I am wondering if there is (theoretically) the need of more than 3 CUDA streams for enabling an optimal overlapping of computations and H2D/D2H data transfers for compute capability > 2.0 (i.e., where we have two DMA engines which enables overlapping of H2D, D2H data transfers and kernel execution) even when not requiring that the time required for the H2D transfer, kernel execution, and D2H transfer are approximately the same

I don’t think there is a hard & fast rule; it all depends on the details of your use case.

In my experience, two or three streams are often all that is needed to hide most of the host/device copies behind computation kernels. Sometimes more streams than that would be advantageous, e.g. if the kernels are very small and you also need [partial] overlap of the kernels themselves.

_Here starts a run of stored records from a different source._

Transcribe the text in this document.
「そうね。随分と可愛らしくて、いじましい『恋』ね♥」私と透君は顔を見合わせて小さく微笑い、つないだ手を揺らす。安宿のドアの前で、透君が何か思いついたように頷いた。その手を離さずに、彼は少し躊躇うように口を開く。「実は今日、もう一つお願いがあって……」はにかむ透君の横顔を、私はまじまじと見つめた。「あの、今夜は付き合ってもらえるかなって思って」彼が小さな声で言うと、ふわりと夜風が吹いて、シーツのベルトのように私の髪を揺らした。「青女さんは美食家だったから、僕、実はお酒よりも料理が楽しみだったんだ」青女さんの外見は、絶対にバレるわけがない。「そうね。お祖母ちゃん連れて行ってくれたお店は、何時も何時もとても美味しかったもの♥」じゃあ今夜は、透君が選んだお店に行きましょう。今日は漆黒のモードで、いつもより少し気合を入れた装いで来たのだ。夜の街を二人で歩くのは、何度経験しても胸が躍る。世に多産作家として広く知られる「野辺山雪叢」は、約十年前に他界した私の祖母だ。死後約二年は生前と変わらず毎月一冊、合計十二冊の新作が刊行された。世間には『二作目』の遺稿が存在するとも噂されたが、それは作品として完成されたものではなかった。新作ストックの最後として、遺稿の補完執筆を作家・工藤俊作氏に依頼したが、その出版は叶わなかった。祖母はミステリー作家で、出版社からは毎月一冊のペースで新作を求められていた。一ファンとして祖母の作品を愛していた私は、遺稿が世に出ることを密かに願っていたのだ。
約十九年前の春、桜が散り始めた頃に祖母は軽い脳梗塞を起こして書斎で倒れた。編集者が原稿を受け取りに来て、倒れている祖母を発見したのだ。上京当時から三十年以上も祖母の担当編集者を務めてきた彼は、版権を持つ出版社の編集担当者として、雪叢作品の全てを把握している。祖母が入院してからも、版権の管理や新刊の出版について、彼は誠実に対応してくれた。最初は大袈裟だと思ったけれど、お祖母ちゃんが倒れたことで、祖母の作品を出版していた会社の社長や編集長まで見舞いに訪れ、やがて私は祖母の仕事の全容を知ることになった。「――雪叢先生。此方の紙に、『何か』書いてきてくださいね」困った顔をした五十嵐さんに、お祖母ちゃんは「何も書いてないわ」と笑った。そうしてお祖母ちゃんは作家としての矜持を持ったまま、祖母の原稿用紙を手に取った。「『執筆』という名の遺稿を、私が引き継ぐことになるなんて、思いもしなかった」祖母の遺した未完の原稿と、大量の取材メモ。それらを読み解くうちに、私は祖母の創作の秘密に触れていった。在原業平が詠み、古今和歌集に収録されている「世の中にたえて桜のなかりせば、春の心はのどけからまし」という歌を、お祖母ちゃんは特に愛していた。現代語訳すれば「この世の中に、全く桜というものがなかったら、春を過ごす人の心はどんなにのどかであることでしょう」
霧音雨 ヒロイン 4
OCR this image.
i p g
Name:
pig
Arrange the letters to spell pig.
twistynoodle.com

I am confused now as to what you are looking for. The example I pointed at in #4 shows an exemplary use case involving small kernels, where the kernels can all run concurrently using more than three streams. That is the kind of use case I alluded to in #2 as well.

So you are not interested in scenarios where there are small kernels, even scenarios where those small kernels also involve D2H and H2D copies as stated in your original question?

Let us assume for the sake of argument that we could establish conclusively that for a scenario of “large” kernels with D2H and H2D activity one can always achieve “optimal” overlap using <= 3 non-default streams (for some suitable definition of “large” and “optimal”). Where or how would that matter?

Note that I am not saying that it is even possible to conclusively establish the stated premise, because frankly, I don’t know that one can show that.